Книги пахли вечным временем и успокаивали, было время читать и собирать камни, разбрасывали их другие, да и не камни это были, а тяжёлые булыжники, катившие по городам и людям страны, давя, калеча, ломая и перетряхивая наизнанку народную душу, научая обманывать, воровать, убивать и тратить, тратить, тратить деньги, баксы. По телику — по всем каналам шла серия рекламных роликов, главным героем которых был Лёня Голубков, покупающий жене то сапоги, то шубу и смело утверждавший, что он не халявщик а, дескать — партнёр.
В этой библиотеке были особым образом собраны книги о другом мире — хорошем.
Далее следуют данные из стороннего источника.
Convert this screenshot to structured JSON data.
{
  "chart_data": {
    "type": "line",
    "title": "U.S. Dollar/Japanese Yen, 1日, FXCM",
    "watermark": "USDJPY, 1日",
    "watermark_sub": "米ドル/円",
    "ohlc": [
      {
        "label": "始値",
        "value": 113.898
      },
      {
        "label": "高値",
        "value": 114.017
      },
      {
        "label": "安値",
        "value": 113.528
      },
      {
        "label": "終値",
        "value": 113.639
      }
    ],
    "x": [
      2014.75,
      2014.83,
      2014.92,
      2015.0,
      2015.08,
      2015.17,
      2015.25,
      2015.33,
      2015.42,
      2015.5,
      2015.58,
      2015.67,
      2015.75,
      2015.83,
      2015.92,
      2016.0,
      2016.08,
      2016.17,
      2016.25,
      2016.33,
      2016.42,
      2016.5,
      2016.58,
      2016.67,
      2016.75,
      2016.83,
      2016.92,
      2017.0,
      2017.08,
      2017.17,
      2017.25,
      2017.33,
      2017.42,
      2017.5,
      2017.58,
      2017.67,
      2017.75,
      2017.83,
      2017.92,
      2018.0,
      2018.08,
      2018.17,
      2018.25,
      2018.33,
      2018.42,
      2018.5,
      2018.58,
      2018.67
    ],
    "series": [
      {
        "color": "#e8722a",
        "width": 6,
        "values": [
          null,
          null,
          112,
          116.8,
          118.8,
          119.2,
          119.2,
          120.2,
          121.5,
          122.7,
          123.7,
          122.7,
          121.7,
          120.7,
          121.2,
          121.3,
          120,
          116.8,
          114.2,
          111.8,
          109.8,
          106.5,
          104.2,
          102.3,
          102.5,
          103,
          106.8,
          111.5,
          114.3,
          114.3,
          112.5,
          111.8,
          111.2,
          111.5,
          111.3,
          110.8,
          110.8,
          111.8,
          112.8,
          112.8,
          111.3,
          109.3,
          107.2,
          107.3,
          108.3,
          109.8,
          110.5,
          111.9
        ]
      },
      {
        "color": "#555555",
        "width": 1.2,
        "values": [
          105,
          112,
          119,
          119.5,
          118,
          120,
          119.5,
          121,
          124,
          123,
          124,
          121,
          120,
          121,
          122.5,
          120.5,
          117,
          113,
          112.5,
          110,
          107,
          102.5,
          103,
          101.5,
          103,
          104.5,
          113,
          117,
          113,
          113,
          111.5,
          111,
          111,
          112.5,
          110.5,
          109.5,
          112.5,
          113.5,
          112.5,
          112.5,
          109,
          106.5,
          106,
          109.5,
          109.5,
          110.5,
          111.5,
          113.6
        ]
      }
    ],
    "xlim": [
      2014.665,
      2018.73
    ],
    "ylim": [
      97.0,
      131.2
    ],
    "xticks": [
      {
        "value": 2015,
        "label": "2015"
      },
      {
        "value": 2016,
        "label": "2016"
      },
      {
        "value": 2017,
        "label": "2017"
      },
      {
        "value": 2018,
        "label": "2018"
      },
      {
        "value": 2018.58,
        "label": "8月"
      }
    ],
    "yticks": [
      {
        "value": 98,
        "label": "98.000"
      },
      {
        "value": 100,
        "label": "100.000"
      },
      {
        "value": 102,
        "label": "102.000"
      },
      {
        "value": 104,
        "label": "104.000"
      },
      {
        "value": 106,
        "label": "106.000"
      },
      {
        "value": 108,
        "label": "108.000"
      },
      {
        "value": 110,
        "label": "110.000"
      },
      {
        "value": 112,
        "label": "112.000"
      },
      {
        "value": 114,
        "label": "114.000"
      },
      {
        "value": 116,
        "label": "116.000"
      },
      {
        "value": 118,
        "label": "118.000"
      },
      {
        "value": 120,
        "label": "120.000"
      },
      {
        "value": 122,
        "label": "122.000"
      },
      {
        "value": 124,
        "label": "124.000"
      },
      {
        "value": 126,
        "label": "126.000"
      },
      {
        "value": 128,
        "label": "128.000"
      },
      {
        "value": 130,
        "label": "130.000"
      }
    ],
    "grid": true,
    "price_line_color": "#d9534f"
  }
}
Добро побеждало зло, и было востребовано, так чего ещё нужно истерзанной душе «шизика».
Иногда на полях и чистых листах в конце книг встречались занимательные комментарии читателей, из которых следовало, что не все они были психами и «шизиками». Либо это означало то, что «шизики» это такая отдельная порода людей разумных, которая просто родилась не в то время и не в том месте и живёт рядом с нами по какой-то одному Богу ведомой причине и плану.
Тема требовала отдельного изучения, но скоро завела в такие дебри, что в какой-то момент Саша, он же Немо предположил, что и он возможно «шизик». Ну не совсем что бы «шизик», но все же он не исключал собственной неполноценности, и только сознание абсолютной несправедливости своего заточения не позволило дойти до полного смирения и настоящего идиотизма. Таблетки и уколы, которыми его потчевали, тому понемногу способствовали.
Огонёк обиды ворошил мысли, гонял их по кругу, заставляя мозг работать, искать выход. Удивительно, правда редко, но приходили целые романтические пассажи, в которых он видел себя в лучах славы, доказавшим всем свою необыкновенность и правоту, там за стенами лечебницы. После таких снов и мечтаний растерзанная душа ненадолго отдыхала и восстанавливалась, но оставалось неясное чувство вины и сожаления.
Пару раз в самом начале он бузил, требовал, орал благим матом, соответственно был крепко бит и научен, согласно тамошним правилам и понятиям. Потом Серов замкнулся, стал немой тенью. Казалось, смирился с участью графа Монте-Кристо, да и не было рядом мудрого старика Фарио, который все объяснит и научит. Все познаётся в сравнении.